Led by researchers at Beth Israel Deaconess Medical Center (BIDMC), the findings represent the first and largest population-based study to look at cancer treatment for patients with disabilities.
"Because clinical trials typically exclude this population, there is little scientific evidence available to guide doctors in their treatment decisions,” explains the study's lead author Ellen McCarthy, PhD, MPH, of the Division of General Medicine and Primary Care at BIDMC and Assistant Professor of Medicine at Harvard Medical School (HMS). "Consequently, very little is known about cancer treatments for individuals with disabilities.”
There are two accepted therapeutic options for early stage breast cancer: mastectomy (removal of the entire breast) and breast-conserving surgery (removal of only the cancer) combined with auxiliary lymph node dissection and radiation therapy. In 1990, the National Institutes of Health (NIH) deemed both treatments equally effective with regard to survival and recurrence of cancer.

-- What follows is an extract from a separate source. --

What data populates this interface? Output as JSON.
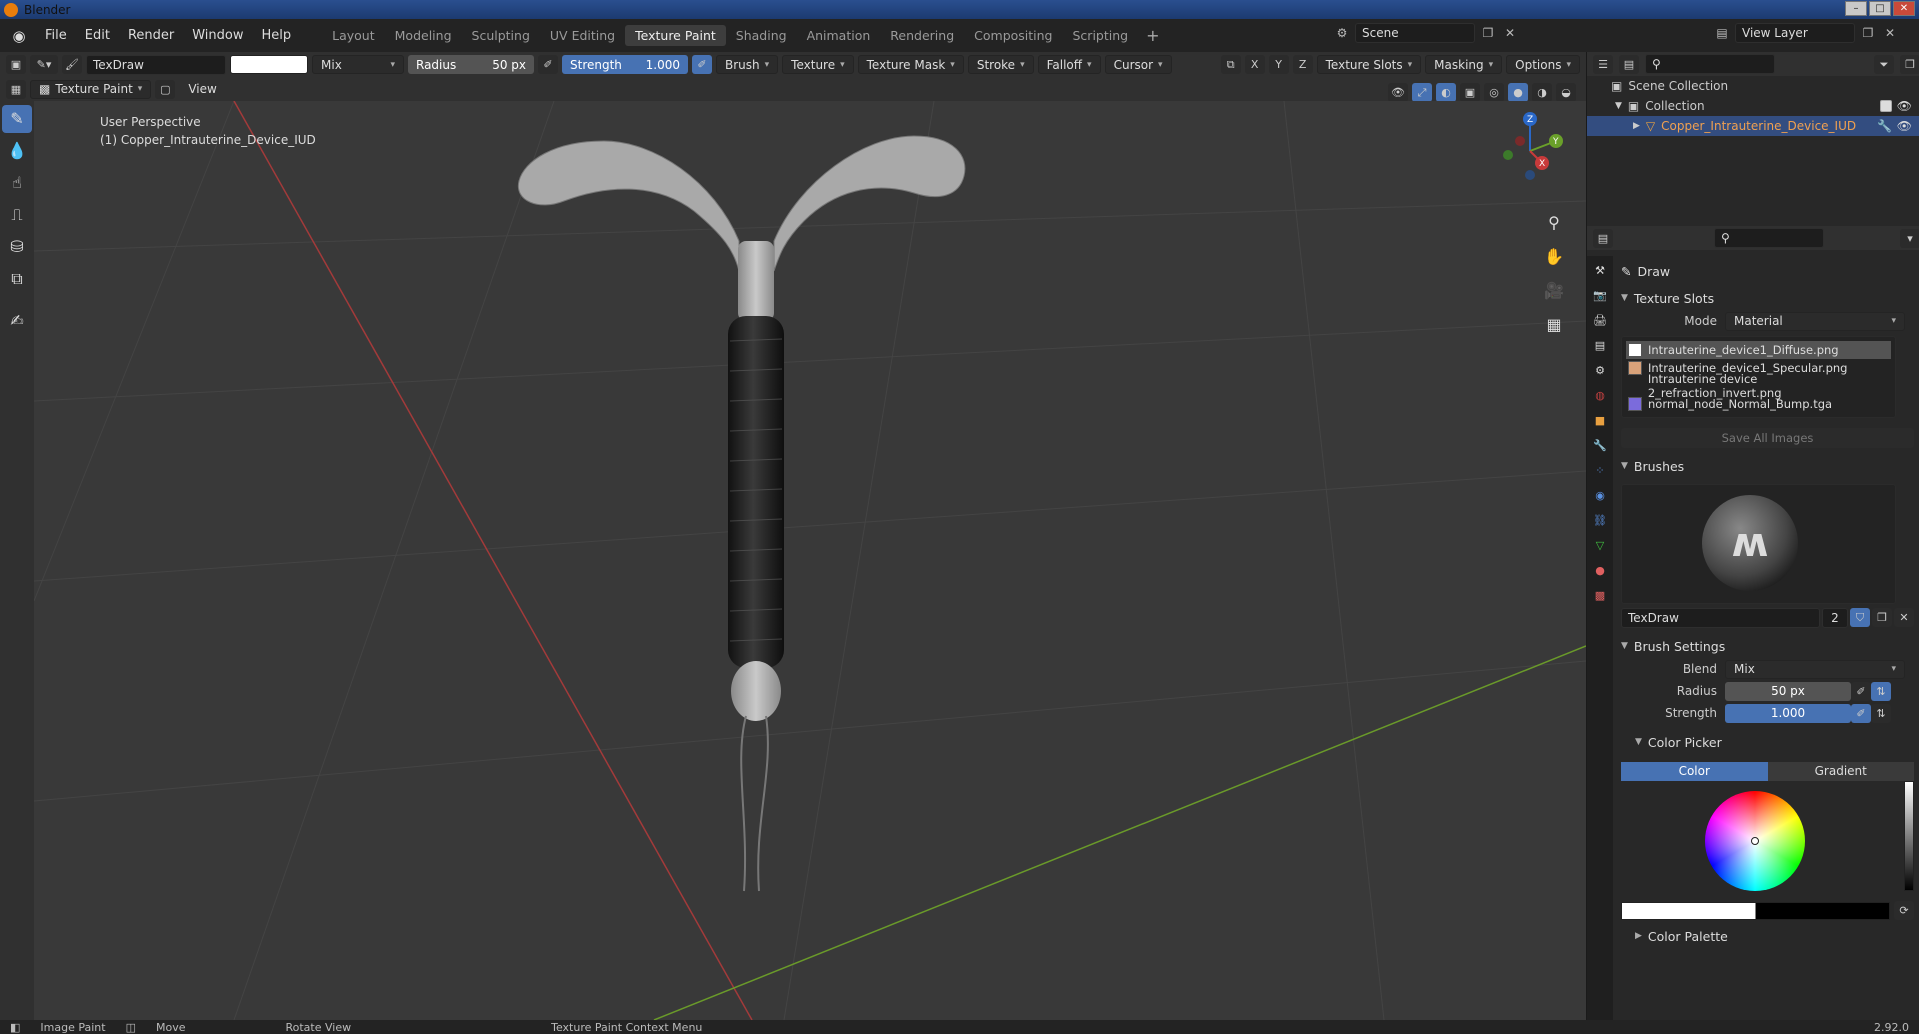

However, as the authors describe in their article, "Despite this, studies have repeatedly found that many women with traits that can suggest a social disadvantage - including older age, race or ethnicity, low socioeconomic status, rural residence and lack of health insurance - do not receive breast-conserving surgery.”
Noting that women with disabilities who develop early-stage breast cancer are another "potentially vulnerable group,” McCarthy and her co-authors set out to compare the likelihood of receiving initial treatment for early-stage breast cancer between women with and without disabilities, and their survival following diagnosis. They also examined the association between initial treatment and survival in the two groups of women.
After adjusting for demographic and tumour characteristics, the researchers' final analysis found that the women with disabilities were 20 percent less likely to receive breast-conserving surgery compared with women without disabilities. Furthermore, the women with disabilities who did receive breast-conserving surgery were 19 percent less likely to receive lymph node dissection and 17 percent less likely to receive radiation therapy following their surgery - both considered part of the standard treatment protocol - than were the other women.
The findings also showed that women with disabilities had a 29 percent higher risk of dying from their breast cancer but, says McCarthy, the differences in initial treatment did not explain the survival disadvantage among women with disabilities.